La Reserva Federal de Nueva York ya ha realizado verificaciones de tasas, que es el paso exacto que se toma antes de una intervención real en la moneda. Eso significa que EE.UU. se está preparando para vender dólares y comprar yenes.
Esto es raro. Y históricamente, cuando esto sucede, los mercados globales se disparan.
Japón está bajo una gran presión. El yen ha estado débil durante años, los rendimientos de los bonos japoneses están en máximos de varias décadas, y el Banco de Japón sigue siendo agresivo. Juntos, esto crea estrés no solo para Japón, sino para los mercados globales. Esa es la razón por la que los bancos centrales ahora están tomando la situación en serio.
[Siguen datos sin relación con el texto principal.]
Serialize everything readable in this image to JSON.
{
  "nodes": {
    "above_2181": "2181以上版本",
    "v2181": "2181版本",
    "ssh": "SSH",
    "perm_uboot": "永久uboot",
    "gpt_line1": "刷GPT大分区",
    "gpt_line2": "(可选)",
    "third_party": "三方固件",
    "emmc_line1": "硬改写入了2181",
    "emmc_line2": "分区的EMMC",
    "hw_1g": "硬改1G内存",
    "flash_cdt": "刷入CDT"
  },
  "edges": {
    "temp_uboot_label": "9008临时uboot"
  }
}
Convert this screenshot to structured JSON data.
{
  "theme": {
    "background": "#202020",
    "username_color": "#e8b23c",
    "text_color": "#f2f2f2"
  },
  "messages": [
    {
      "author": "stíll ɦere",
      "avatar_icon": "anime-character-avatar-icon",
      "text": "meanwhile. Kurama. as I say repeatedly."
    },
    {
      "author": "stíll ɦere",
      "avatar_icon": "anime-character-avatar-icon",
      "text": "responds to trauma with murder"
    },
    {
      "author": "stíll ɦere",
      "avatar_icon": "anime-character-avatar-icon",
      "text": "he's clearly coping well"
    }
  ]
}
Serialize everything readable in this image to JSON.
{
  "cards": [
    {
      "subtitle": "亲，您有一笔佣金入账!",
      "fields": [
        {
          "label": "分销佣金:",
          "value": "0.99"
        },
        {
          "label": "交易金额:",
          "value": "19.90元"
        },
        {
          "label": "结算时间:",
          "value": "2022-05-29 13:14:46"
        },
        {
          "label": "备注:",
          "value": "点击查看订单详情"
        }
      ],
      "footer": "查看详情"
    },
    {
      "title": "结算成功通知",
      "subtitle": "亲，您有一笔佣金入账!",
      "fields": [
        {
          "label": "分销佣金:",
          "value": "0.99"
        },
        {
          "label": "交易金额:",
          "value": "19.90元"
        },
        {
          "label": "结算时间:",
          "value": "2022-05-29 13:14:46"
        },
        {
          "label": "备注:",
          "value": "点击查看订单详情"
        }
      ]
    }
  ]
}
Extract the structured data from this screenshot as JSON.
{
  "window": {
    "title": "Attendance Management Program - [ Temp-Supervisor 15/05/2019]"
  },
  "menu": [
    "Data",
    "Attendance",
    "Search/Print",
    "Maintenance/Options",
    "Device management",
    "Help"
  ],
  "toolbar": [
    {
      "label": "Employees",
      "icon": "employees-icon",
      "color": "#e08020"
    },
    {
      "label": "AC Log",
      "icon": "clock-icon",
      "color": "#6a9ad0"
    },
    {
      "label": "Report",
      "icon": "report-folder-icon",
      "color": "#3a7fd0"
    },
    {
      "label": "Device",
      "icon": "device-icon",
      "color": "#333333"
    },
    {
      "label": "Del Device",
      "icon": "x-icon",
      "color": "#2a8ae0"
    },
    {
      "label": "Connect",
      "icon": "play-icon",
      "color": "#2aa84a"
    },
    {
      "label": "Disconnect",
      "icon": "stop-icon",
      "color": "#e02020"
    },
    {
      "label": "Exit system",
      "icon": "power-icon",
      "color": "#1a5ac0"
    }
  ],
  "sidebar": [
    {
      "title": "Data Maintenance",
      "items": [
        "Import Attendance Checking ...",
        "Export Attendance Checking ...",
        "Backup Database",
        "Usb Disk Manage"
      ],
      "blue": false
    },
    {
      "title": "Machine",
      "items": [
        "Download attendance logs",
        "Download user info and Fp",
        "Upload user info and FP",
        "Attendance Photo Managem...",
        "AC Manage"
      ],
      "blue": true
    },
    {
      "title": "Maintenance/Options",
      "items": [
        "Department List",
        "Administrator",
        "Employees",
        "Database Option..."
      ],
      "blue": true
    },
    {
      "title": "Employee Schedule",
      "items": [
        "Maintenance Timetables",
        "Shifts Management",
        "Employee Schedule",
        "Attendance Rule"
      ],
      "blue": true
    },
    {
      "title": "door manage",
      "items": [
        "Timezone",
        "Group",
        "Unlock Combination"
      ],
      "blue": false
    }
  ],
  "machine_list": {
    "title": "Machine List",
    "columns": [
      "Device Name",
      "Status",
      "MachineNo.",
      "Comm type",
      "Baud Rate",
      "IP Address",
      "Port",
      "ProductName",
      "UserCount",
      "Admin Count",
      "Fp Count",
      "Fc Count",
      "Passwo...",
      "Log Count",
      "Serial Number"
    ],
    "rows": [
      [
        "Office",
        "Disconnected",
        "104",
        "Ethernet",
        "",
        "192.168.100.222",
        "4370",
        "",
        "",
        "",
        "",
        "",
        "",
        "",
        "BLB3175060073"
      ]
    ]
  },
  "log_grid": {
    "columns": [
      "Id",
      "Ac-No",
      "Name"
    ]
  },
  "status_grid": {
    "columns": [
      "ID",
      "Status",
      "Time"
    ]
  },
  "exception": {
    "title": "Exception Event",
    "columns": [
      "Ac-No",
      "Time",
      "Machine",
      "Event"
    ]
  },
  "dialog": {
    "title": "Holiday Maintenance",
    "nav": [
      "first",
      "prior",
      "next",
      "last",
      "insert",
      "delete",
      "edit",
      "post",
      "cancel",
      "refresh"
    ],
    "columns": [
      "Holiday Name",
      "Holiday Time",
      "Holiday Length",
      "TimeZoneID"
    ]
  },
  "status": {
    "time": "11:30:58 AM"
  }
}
Japón ya ha intentado defender su moneda muchas veces por su cuenta. Pero fracasó en 2022 y 2024. Incluso la intervención de julio de 2024 solo funcionó por un corto tiempo.
La historia es muy clara en esto: Cuando Japón actúa solo, no funciona. Cuando EE. UU. y Japón actúan juntos, sí funciona.
Vimos esto en 1998 durante la Crisis Financiera Asiática. Las intervenciones en solitario de Japón fracasaron, pero cuando EE. UU. se unió, el yen se estabilizó. Lo vimos aún más claramente en 1985 con el Acuerdo de Plaza, cuando la acción coordinada empujó el dólar hacia abajo casi un 50% en dos años.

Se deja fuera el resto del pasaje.